CeMM Research Center for Molecular Medicine of the Austrian Academy of Sciences, 1090 Vienna, Austria.
Christian Doppler Laboratory for Chemical Epigenetics and Antiinfectives, CeMM Research Center for Molecular Medicine of the Austrian Academy of Sciences, 1090 Vienna, Austria.
Genome Res. 2020 Dec;30(12):1846-1855. doi: 10.1101/gr.261503.120. Epub 2020 Nov 17.
The levels and subcellular localizations of proteins regulate critical aspects of many cellular processes and can become targets of therapeutic intervention. However, high-throughput methods for the discovery of proteins that change localization either by shuttling between compartments, by binding larger complexes, or by localizing to distinct membraneless organelles are not available. Here we describe a scalable strategy to characterize effects on protein localizations and levels in response to different perturbations. We use CRISPR-Cas9-based intron tagging to generate cell pools expressing hundreds of GFP-fusion proteins from their endogenous promoters and monitor localization changes by time-lapse microscopy followed by clone identification using in situ sequencing. We show that this strategy can characterize cellular responses to drug treatment and thus identify nonclassical effects such as modulation of protein-protein interactions, condensate formation, and chemical degradation.

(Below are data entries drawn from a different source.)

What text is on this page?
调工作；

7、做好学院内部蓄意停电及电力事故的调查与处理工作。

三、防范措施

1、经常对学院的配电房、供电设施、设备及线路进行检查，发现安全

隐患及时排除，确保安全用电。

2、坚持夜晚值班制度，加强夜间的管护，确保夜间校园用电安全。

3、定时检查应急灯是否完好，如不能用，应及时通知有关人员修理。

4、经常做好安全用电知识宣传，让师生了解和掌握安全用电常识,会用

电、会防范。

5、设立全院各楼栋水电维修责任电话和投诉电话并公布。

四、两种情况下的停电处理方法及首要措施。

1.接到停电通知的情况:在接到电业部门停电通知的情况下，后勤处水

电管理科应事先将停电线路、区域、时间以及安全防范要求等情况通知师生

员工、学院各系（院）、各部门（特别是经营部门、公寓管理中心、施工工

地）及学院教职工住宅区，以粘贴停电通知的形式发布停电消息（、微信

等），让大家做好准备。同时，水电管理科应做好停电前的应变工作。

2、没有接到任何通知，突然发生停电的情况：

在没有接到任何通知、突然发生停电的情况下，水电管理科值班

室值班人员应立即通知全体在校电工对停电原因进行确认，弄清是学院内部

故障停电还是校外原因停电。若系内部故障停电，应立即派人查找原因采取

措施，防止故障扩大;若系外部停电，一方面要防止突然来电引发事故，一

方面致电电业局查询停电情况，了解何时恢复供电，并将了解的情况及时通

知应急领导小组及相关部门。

蛋白质的水平和亚细胞定位调节着许多细胞过程的关键方面,并且可以成为治疗干预的目标。然而,目前还没有高通量的方法来发现那些通过在隔室之间穿梭、与更大的复合物结合或定位到不同无膜细胞器而改变定位的蛋白质。在这里,我们描述了一种可扩展的策略,用于描述针对不同扰动时对蛋白质定位和水平的影响。我们使用基于 CRISPR-Cas9 的内含子标记,从内源性启动子生成表达数百种 GFP 融合蛋白的细胞池,并通过延时显微镜监测定位变化,然后使用原位测序进行克隆鉴定。我们表明,这种策略可以描述细胞对药物治疗的反应,从而识别非经典效应,如蛋白质-蛋白质相互作用的调节、凝聚物的形成和化学降解。